中に入ると仕事を始めるのか聞かれるのは自明である。
大輔は通行の妨げにならず、程よく涼しい場所を求めて倉庫の影を歩く。
建物の間から流れる風が心地よい場所を見つけ、日陰に座る。
大輔は瑞希に30分のタイマーを要求。
瑞希は「自分のスマホでセットすれば良いのに……」と文句を言いつつタイマーをセット。
大輔は瑞希にタイマーを要求した後、確認もせずに目を瞑り仮眠に入る。
瑞希は大輔の横に座ったまま辺りを観察している。
瑞希は仮眠を取る気が無いがやる事も無いと言った感じだ。
そのうち、瑞希も辺りの観察に開け、目を瞑る事にした。
静かな時が流れる────。
瑞希が目を開けたのは自分のスマホのアラーム音に気が付いたからである。
少し目を瞑っただけのつもりだったが、いつの間にか眠っていたようだ。
瑞希はアラームを止め、伸びをする。
大輔もアラーム音に気が付き目を覚ましていた。
「やっぱり少し寝ると体が軽いな」
大輔は軽く伸びをし、首をクルクルと回し、瑞希の同意を得ようと話し掛ける。
「うーん……。そうなのかな?」
身体が軽いと言われればそんな気がするし、いつもと変わらないと言われればそんな気もする。

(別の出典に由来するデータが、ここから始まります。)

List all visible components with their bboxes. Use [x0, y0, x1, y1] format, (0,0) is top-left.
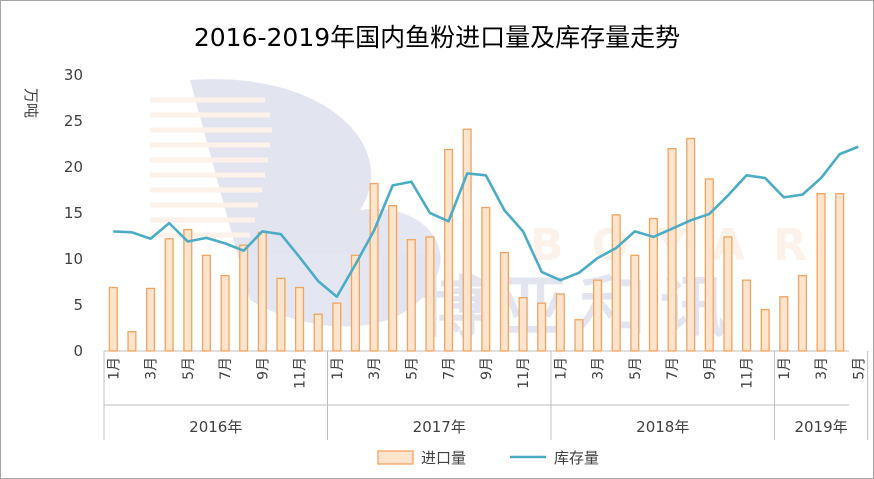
month-tick-label: 1月: [106, 357, 122, 380]
year-label: 2017年: [413, 418, 466, 436]
month-tick-label: 3月: [814, 357, 830, 380]
import-bar: [406, 239, 416, 352]
import-bar: [835, 193, 845, 352]
import-bar: [760, 308, 770, 352]
month-tick-label: 9月: [479, 357, 495, 380]
import-bar: [648, 217, 658, 352]
import-bar: [686, 137, 696, 352]
month-tick-label: 5月: [181, 357, 197, 380]
month-tick-label: 9月: [255, 357, 271, 380]
import-bar: [518, 296, 528, 352]
year-label: 2018年: [636, 418, 689, 436]
y-tick-label: 15: [64, 204, 83, 222]
import-bar: [220, 274, 230, 352]
y-axis-label: 万吨: [22, 88, 40, 118]
import-bar: [462, 128, 472, 352]
import-bar: [555, 293, 565, 352]
month-tick-label: 1月: [777, 357, 793, 380]
month-tick-label: 1月: [553, 357, 569, 380]
import-bar: [574, 319, 584, 352]
import-bar: [537, 302, 547, 352]
month-tick-label: 5月: [851, 357, 867, 380]
import-bar: [332, 302, 342, 352]
import-bar: [350, 254, 360, 352]
month-tick-label: 7月: [218, 357, 234, 380]
y-tick-label: 5: [73, 296, 83, 314]
month-tick-label: 11月: [293, 357, 309, 389]
import-bar: [630, 254, 640, 352]
legend-swatch-import: [377, 450, 414, 465]
import-bar: [779, 296, 789, 352]
import-bar: [388, 204, 398, 352]
import-bar: [257, 231, 267, 352]
import-bar: [183, 228, 193, 352]
import-bar: [499, 251, 509, 352]
import-bar: [146, 287, 156, 352]
month-tick-label: 3月: [591, 357, 607, 380]
legend-label-import: 进口量: [421, 449, 466, 467]
import-bar: [201, 254, 211, 352]
chart-title: 2016-2019年国内鱼粉进口量及库存量走势: [193, 23, 681, 52]
y-tick-label: 25: [64, 112, 83, 130]
import-bar: [239, 244, 249, 352]
month-tick-label: 3月: [144, 357, 160, 380]
import-bar: [425, 236, 435, 352]
import-bar: [313, 313, 323, 352]
month-tick-label: 11月: [740, 357, 756, 389]
year-label: 2016年: [189, 418, 242, 436]
import-bar: [276, 277, 286, 352]
y-tick-label: 30: [64, 66, 83, 84]
month-tick-label: 1月: [330, 357, 346, 380]
import-bar: [704, 178, 714, 352]
month-tick-label: 5月: [628, 357, 644, 380]
month-tick-label: 7月: [665, 357, 681, 380]
import-bar: [816, 193, 826, 352]
stock-line: [113, 145, 859, 299]
y-tick-label: 10: [64, 250, 83, 268]
year-label: 2019年: [794, 418, 847, 436]
import-bar: [742, 279, 752, 352]
month-tick-label: 5月: [404, 357, 420, 380]
y-tick-label: 0: [73, 342, 83, 360]
month-tick-label: 9月: [702, 357, 718, 380]
import-bar: [611, 214, 621, 352]
month-tick-label: 11月: [516, 357, 532, 389]
y-tick-label: 20: [64, 158, 83, 176]
month-tick-label: 3月: [367, 357, 383, 380]
import-bar: [127, 331, 137, 352]
import-bar: [667, 147, 677, 352]
import-bar: [444, 148, 454, 352]
import-bar: [108, 286, 118, 352]
import-bar: [481, 206, 491, 352]
import-bar: [723, 236, 733, 352]
import-bar: [593, 279, 603, 352]
import-bar: [295, 286, 305, 352]
legend-label-stock: 库存量: [554, 449, 599, 467]
import-bar: [164, 238, 174, 352]
import-bar: [369, 182, 379, 352]
month-tick-label: 7月: [442, 357, 458, 380]
import-bar: [797, 274, 807, 352]
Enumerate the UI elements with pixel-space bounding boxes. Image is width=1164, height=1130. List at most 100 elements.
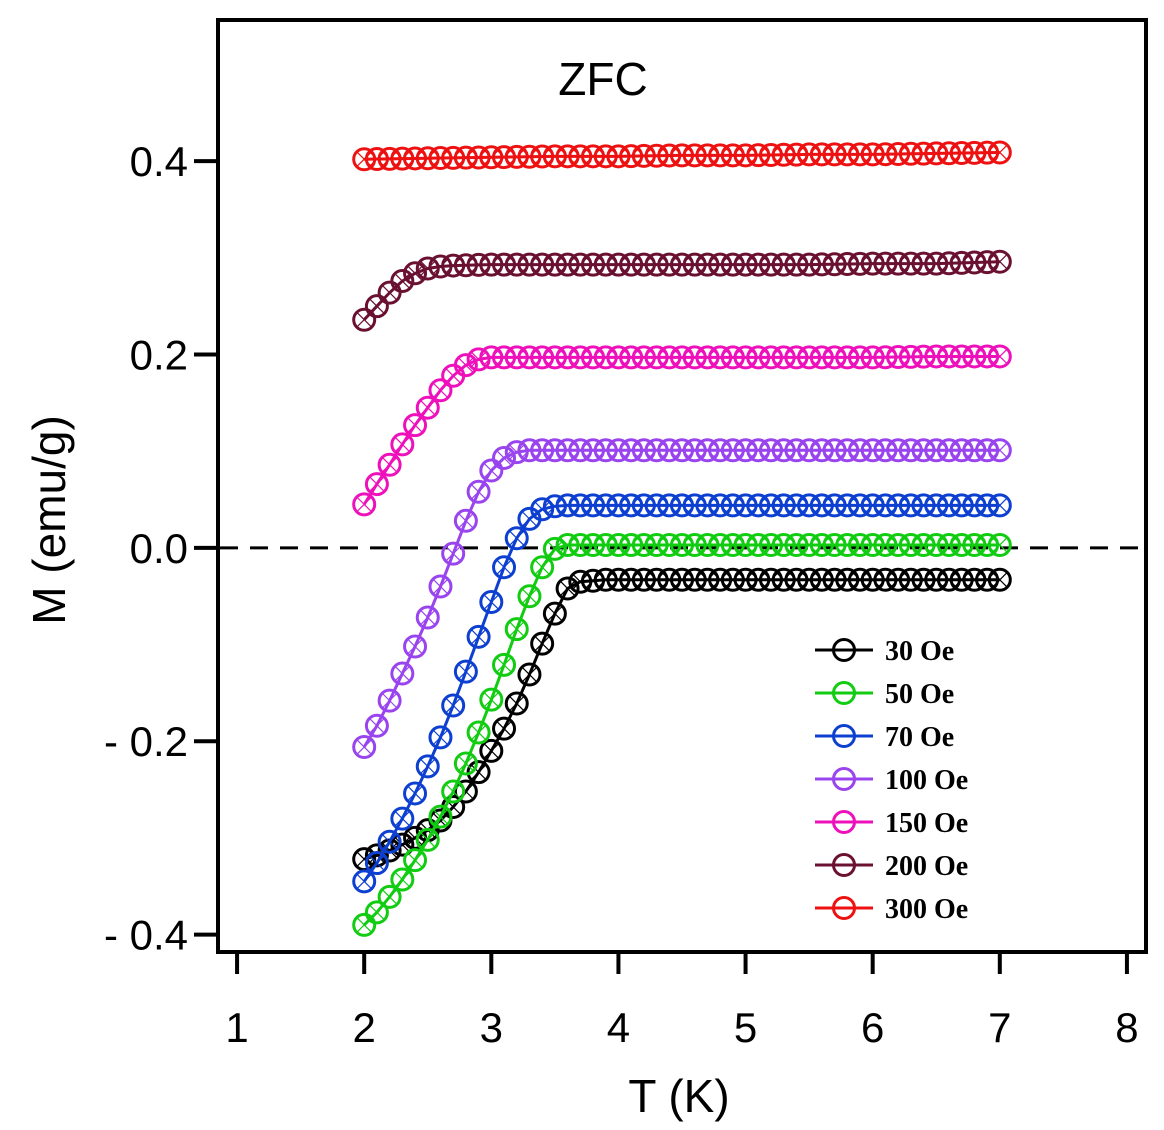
data-point: [987, 140, 1012, 165]
data-point: [847, 251, 872, 276]
data-point: [593, 567, 618, 592]
y-tick-label: 0.4: [130, 138, 188, 185]
data-point: [847, 438, 872, 463]
data-point: [619, 252, 644, 277]
data-point: [987, 532, 1012, 557]
data-point-cross: [407, 786, 423, 801]
data-point: [873, 345, 898, 370]
data-point: [758, 142, 783, 167]
data-point: [504, 617, 529, 642]
data-point: [911, 438, 936, 463]
data-point: [403, 634, 428, 659]
data-point: [835, 142, 860, 167]
data-point: [835, 532, 860, 557]
legend-label: 100 Oe: [885, 765, 968, 796]
data-point: [797, 252, 822, 277]
data-point-cross: [992, 537, 1008, 553]
data-point-cross: [420, 610, 436, 625]
data-point: [682, 252, 707, 277]
data-point: [644, 438, 669, 463]
data-point: [975, 567, 1000, 592]
data-point: [873, 567, 898, 592]
data-point-cross: [356, 496, 372, 512]
data-point: [835, 438, 860, 463]
data-point: [975, 493, 1000, 518]
data-point-cross: [992, 254, 1008, 270]
data-point: [860, 532, 885, 557]
data-point: [898, 493, 923, 518]
data-point: [453, 353, 478, 378]
data-point: [441, 145, 466, 170]
data-point: [708, 493, 733, 518]
data-point: [860, 567, 885, 592]
data-point: [746, 345, 771, 370]
data-point-cross: [992, 442, 1008, 458]
data-point: [949, 567, 974, 592]
data-point-cross: [394, 437, 410, 452]
data-point: [975, 140, 1000, 165]
data-point: [542, 345, 567, 370]
data-point: [936, 141, 961, 166]
data-point: [542, 438, 567, 463]
data-point: [606, 567, 631, 592]
series-30-oe: [352, 567, 1012, 872]
data-point: [886, 567, 911, 592]
plot-area: [216, 18, 1148, 954]
series-300-oe: [352, 140, 1012, 172]
data-point: [682, 143, 707, 168]
data-point: [733, 532, 758, 557]
data-point-cross: [433, 729, 448, 745]
data-point: [860, 345, 885, 370]
data-point: [695, 252, 720, 277]
data-point: [504, 144, 529, 169]
series-150-oe: [352, 344, 1012, 517]
data-point: [886, 438, 911, 463]
data-point: [708, 567, 733, 592]
series-200-oe: [352, 249, 1012, 332]
series-70-oe: [352, 493, 1012, 894]
data-point: [479, 345, 504, 370]
data-point: [568, 532, 593, 557]
data-point: [492, 252, 517, 277]
data-point: [619, 532, 644, 557]
data-point: [809, 438, 834, 463]
data-point: [504, 526, 529, 551]
data-point: [784, 567, 809, 592]
data-point: [758, 345, 783, 370]
data-point: [492, 145, 517, 170]
data-point: [975, 438, 1000, 463]
data-point-cross: [471, 351, 487, 367]
data-point: [758, 438, 783, 463]
data-point: [797, 142, 822, 167]
data-point: [644, 345, 669, 370]
data-point: [733, 345, 758, 370]
data-point: [695, 532, 720, 557]
data-point: [784, 142, 809, 167]
data-point: [390, 432, 415, 457]
data-point: [835, 567, 860, 592]
data-point-cross: [407, 417, 423, 433]
data-point-cross: [433, 809, 448, 825]
data-point: [403, 413, 428, 438]
data-point-cross: [496, 721, 512, 737]
x-tick-label: 5: [734, 1004, 757, 1051]
data-point-cross: [382, 457, 398, 473]
data-point: [708, 438, 733, 463]
data-point: [924, 493, 949, 518]
data-point-cross: [458, 756, 474, 771]
data-point: [555, 576, 580, 601]
data-point: [682, 345, 707, 370]
data-point: [682, 532, 707, 557]
data-point: [733, 252, 758, 277]
data-point: [441, 541, 466, 566]
data-point-cross: [445, 698, 461, 713]
data-point-cross: [369, 718, 385, 734]
data-point: [504, 345, 529, 370]
data-point: [492, 345, 517, 370]
data-point: [415, 754, 440, 779]
data-point: [695, 438, 720, 463]
data-point-cross: [471, 725, 487, 740]
data-point: [886, 493, 911, 518]
data-point: [492, 652, 517, 677]
data-point-cross: [382, 834, 398, 850]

瑞希自身、昼寝の効果について実感がわかなかったので曖昧な返事をしてお茶を濁す。
「よし、午後も仕事頑張るか」
瑞希の返事を聞いただけで満足したのか大輔は立ち上がり、ズボンを軽く叩き汚れを落とす。
瑞希も大輔に呼応して立ち上がる。
立ち上がり、再び伸びをして大輔に続き倉庫内へ。
いつも通り、倉庫内に入ると亜人に声を掛けられ仕事を開始。
午後の作業は辺りが薄暗くなるまで続いた。
倉庫に戻ると大輔に声を掛けられた。
「これ運んだら終わって良いって」
大輔の指す先には2人でなければ運ぶのが難しそうな家具が数点カゴ台車に詰められていた。
作業をする中で辺りの様子を確認している限り、2人で作業をしているのは瑞希と大輔くらいだった。
他の亜人達は基本的に1人作業。
今、目の前にあるような大型の家具類は大型の亜人が一人で運ぶ事が多い。
例外があるとすれば大型の亜人が使用する瑞希からすれば超大型の家具。
そのような品は複数人で運んでいる事がある。
しかし、そのような品は少なく、やはり複数人で作業をしているのを見るのは稀だった。
「じゃあ、運んで終わりにしよう」
最後の荷物を運び終えた瑞希と大輔はカゴ台車を所定の位置に戻し、いつも指示をしてくれる亜人に一言「おつかれさまでした」と伝えミクの下へと向かうのであった────。